If past experience is anything to go by, it may be time to short Cisco Systems.
Being admitted to the Dow Jones Industrial Average is the ultimate mark of corporate respectability – and it has added 5 per cent to Cisco’s shares today – but the history of techs in the Dow has not been a cheerful one.
For many years the brain trust at the DJIA turned a cold shoulder to tech. Only IBM was admitted to the club – and even Big Blue only made it through the door after it had been around for close to 70 years.
Then, at the peak of the tech bubble and with the Nasdaq soaring, the guardians of the DJIA suddenly felt the chill wind of mortality at their backs. At the height of the New Economy, an odour of staleness hung over the decidely old-economy Dow. In short order Hewlett-Packard, Microsoft and Intel were hurried into the elite group.
Anyone who invested on the back of those moves is still regretting the decision. Shares in Microsoft and Intel are down around 55 per cent from the day they were admitted, while the Dow overall is off only 17 per cent.
At least HP, which has been in two years longer, is up 25 per cent over that long period, roughly in line with the market – though it underperformed disastrously for its first decade in the Dow.
And in its own 30-year Dow career, IBM shares are up nearly five-fold. Not bad, until you consider that the Dow is up more than nine-fold in the same period.
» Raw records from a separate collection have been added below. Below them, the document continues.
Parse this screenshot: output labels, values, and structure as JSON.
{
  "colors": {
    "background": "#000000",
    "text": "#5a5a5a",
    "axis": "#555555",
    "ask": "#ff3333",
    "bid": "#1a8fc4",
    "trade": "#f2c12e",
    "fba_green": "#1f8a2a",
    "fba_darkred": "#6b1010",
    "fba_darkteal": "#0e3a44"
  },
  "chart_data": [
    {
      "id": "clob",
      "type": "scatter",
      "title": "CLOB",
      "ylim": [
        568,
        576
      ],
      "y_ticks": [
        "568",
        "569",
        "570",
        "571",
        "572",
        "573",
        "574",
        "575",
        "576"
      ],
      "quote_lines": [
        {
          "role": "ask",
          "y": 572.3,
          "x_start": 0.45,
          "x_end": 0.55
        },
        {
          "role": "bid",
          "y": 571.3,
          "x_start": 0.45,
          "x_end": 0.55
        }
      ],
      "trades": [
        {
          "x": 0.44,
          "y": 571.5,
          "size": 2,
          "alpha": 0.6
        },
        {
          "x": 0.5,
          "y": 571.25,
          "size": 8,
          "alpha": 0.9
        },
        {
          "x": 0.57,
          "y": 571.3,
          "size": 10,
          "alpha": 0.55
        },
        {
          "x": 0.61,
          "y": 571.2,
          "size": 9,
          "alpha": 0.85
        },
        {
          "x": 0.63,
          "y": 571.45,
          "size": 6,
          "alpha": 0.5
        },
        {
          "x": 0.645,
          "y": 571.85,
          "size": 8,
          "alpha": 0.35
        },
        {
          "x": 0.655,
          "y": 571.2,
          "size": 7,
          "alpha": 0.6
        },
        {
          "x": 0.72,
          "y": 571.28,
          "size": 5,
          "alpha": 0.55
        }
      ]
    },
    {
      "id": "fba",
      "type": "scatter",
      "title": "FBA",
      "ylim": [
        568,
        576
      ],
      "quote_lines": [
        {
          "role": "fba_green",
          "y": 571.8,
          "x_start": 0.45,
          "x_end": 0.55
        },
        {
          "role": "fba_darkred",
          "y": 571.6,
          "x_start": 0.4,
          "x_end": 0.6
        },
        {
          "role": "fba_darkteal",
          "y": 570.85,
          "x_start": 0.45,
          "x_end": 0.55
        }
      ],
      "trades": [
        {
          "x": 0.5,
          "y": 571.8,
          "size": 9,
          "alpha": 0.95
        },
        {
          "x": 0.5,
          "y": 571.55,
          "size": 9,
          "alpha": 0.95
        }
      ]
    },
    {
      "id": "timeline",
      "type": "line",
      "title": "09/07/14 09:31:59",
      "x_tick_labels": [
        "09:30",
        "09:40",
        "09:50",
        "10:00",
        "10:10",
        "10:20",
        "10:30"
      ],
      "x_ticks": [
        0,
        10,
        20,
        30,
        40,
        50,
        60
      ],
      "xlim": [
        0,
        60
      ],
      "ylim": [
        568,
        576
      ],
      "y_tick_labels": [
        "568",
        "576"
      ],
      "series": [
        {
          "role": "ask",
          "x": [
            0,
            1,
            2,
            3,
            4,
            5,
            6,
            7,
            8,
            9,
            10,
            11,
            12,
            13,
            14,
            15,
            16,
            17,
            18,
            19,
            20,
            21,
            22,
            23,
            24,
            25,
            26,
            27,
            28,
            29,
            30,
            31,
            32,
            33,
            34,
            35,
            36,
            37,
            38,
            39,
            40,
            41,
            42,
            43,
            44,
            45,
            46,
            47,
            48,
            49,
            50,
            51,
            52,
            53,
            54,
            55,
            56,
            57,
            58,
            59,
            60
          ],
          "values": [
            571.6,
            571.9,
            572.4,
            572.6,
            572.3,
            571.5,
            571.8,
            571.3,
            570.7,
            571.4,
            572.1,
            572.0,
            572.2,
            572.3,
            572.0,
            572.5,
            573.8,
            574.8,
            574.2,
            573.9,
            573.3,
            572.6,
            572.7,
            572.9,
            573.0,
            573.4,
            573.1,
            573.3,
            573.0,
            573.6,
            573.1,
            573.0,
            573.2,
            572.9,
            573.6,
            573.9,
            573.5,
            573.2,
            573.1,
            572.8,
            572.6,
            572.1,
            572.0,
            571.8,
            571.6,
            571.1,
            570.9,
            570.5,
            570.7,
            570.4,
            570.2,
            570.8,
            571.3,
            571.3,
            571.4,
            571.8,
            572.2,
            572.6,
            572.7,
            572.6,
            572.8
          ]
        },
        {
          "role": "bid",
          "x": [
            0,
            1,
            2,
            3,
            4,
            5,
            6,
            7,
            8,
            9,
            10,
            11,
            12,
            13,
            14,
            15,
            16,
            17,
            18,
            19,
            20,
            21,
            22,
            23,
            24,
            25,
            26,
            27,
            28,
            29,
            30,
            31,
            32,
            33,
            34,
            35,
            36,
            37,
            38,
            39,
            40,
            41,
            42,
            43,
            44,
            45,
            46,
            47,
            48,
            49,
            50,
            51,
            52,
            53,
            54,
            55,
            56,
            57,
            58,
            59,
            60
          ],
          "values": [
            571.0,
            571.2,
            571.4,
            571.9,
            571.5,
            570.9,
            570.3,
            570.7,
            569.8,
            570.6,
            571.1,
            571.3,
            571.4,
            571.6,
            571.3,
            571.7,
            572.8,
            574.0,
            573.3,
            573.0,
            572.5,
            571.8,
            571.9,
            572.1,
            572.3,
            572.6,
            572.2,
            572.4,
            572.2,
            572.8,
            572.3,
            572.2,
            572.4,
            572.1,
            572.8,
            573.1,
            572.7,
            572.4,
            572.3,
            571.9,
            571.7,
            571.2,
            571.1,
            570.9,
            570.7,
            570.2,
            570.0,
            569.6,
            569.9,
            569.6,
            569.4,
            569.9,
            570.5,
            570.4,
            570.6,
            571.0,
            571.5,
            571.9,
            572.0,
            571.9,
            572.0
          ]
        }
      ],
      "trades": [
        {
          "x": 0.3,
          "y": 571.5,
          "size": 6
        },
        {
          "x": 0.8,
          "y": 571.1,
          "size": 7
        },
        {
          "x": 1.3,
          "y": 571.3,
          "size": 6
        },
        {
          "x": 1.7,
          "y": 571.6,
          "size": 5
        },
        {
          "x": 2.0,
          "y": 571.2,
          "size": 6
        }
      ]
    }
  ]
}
Will throwing out banking (Citigroup) and autos (GM) and taking in more tech end up looking like another one of those fashionable decisions that costs investors dear? At least the committee behind the Dow had the sense not to admit Cisco when it enjoyed a brief spell as the world’s most valuable company in 2000. But John Chambers, Cisco’s expansive CEO, must be hoping that admittance to the corporate elite will not mark the end of his company’s early go-go years.